Женщина рассказывает о произведении, как настоящий искусный продавец, но эту информацию я знаю и без нее. После быстрого, но тщательного осмотра мазков, рамы и небольшого скола по боковому краю я киваю.

Женщина улыбается и торопит меня подойти ко второй работе. И хотя я пришел не за ней, она удачно расположена рядом с предметом моего любопытства. Пока женщина рассказывает подробности о японском искусстве, я сужаю глаза, поглядывая мимо на каменную женскую фигурку в деревенском стиле.

Она удивительно прочная; ее вес заметен по выпуклым изгибам камня. В остальном она маленькая, размером примерно с предплечье, и примитивная по дизайну. Пристально вглядываясь, я убеждаюсь, что это именно та скульптура, которая мне нужна, и отмечаю ее самую уникальную особенность – хорошо задокументированную трещину на левой руке, которая отломилась лет четыреста назад.

– Последняя? – спрашиваю я, выпрямляясь. Я хочу отвести от себя все подозрения, когда буду красть каменную фигурку. Вот почему я рассматриваю три шедевра и стараюсь не показать, что знаю о том, который меня действительно интересует.

Я – призрак на ветру, не вызывающий ни подозрений, ни даже сомнений.

Беспокойство женщины нарастает, судя по тому, как она закусывает губу. Что это – время поджимает или совесть заговорила?

– Нужно торопиться.

Я киваю, и она ведет меня к третьей картине. Я бегло осматриваю ее, особо не интересуясь, но тут меня кое-что привлекает в слоях краски. Я смотрю еще раз в другом месте, потом еще. Растрескивание – неправильный процесс: этому изделию следовало бы состариться с трещинами, образовавшимися по принципу паутины, и они есть, но слишком выражены в одних местах и почти не видны в других. Возможно, потому что картину хранили в помещениях без климат-контроля, что странно, ведь она находилась в частной коллекции на протяжении нескольких поколений и за ней должны были тщательно ухаживать.
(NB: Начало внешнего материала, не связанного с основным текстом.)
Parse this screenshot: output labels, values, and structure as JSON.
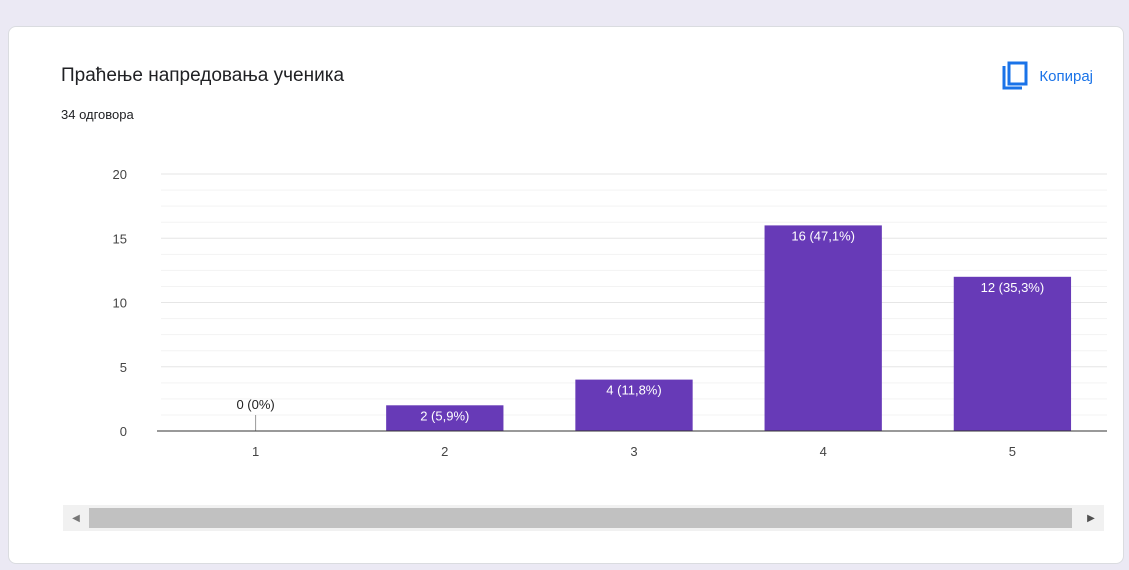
{
  "card": {
    "title": "Праћење напредовања ученика",
    "subtitle": "34 одговора",
    "copy_label": "Копирај",
    "copy_icon": "copy-icon"
  },
  "chart_data": {
    "type": "bar",
    "title": "Праћење напредовања ученика",
    "xlabel": "",
    "ylabel": "",
    "categories": [
      "1",
      "2",
      "3",
      "4",
      "5"
    ],
    "values": [
      0,
      2,
      4,
      16,
      12
    ],
    "data_labels": [
      "0 (0%)",
      "2 (5,9%)",
      "4 (11,8%)",
      "16 (47,1%)",
      "12 (35,3%)"
    ],
    "ylim": [
      0,
      20
    ],
    "yticks": [
      "0",
      "5",
      "10",
      "15",
      "20"
    ],
    "grid": true,
    "bar_color": "#673ab7"
  },
  "scrollbar": {
    "left_arrow": "◀",
    "right_arrow": "▶"
  }
}
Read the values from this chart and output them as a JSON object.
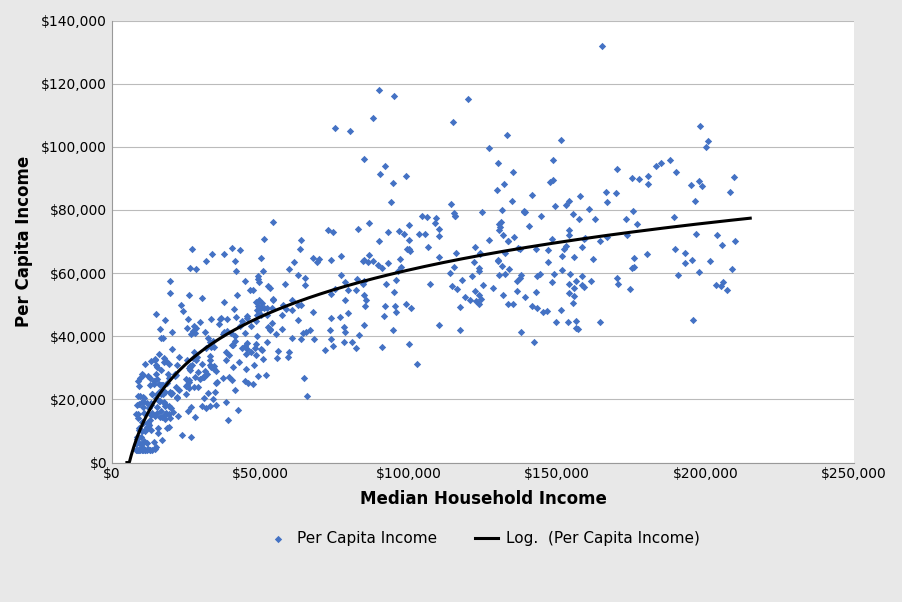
{
  "title": "",
  "xlabel": "Median Household Income",
  "ylabel": "Per Capita Income",
  "xlim": [
    0,
    250000
  ],
  "ylim": [
    0,
    140000
  ],
  "xticks": [
    0,
    50000,
    100000,
    150000,
    200000,
    250000
  ],
  "yticks": [
    0,
    20000,
    40000,
    60000,
    80000,
    100000,
    120000,
    140000
  ],
  "xtick_labels": [
    "$0",
    "$50,000",
    "$100,000",
    "$150,000",
    "$200,000",
    "$250,000"
  ],
  "ytick_labels": [
    "$0",
    "$20,000",
    "$40,000",
    "$60,000",
    "$80,000",
    "$100,000",
    "$120,000",
    "$140,000"
  ],
  "scatter_color": "#4472C4",
  "scatter_marker": "D",
  "scatter_size": 14,
  "log_color": "#000000",
  "log_linewidth": 2.2,
  "legend_scatter_label": "Per Capita Income",
  "legend_log_label": "Log.  (Per Capita Income)",
  "background_color": "#E8E8E8",
  "plot_bg_color": "#FFFFFF",
  "grid_color": "#BBBBBB",
  "seed": 42,
  "n_points": 600
}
Мне нужно провести более глубокую экспертизу, но я уверен, что это подделка. То, что она выставлена на продажу авторитетным аукционным домом, говорит мне о том, что этот факт неизвестен, и я невольно задумываюсь, как давно не существует оригинала. Насколько я знаю, подделка могла передаваться из поколения в поколение или даже больше. Или это может быть новая вариация семьи, которая нуждается в средствах, но не желает продавать важную реликвию.

Тем не менее я не рассказываю об этом женщине, которая поглядывает то на дверь, то на часы. Я приберегу эту информацию для себя. Вместо этого я сдвигаю очки на нос и наклоняю подбородок:

– Благодарю вас.

– Не за что. Нам пора идти.

Я киваю и следую за ней к выходу. Я сознательно не оглядываюсь ни на что, не желая выдать себя в середине игры. Любой, кто просмотрит запись, поймет, что я пришел, посмотрел и ушел.

Когда мы возвращаемся к стойке регистрации, в дверь неожиданно входит мужчина. При виде него женщина замирает, как олень в свете фар, и начинает заикаться и мямлить.

«Преступник из тебя отстойный, дамочка».

– О, привет… Рэнди. Это…

Я делаю шаг вперед, пока она не разрушила все к чертовой матери, даже не собираясь этого делать. Это для ее блага, как и для моего собственного.

– Меня зовут Майк. Я… ее друг. – Слово «друг» я произношу с намеком на нечто большее. Бойфренд, партия, просто приятель – пусть сам догадается. – Как дела?

Пока Рэнди удивленно таращится, женщина подходит ко мне. Одновременно борясь с желанием гаркнуть на ее близость, я смотрю на нее сверху вниз, притворяясь ласковым, чтобы все купились на мою уловку.

– Увидимся позже?

Подтекст просачивается из вопроса, и брови Рэнди поднимаются еще выше. Идеально. Теперь, чтобы заставить эту женщину рассказать о недавнем походе в хранилище, придется совершить чудо.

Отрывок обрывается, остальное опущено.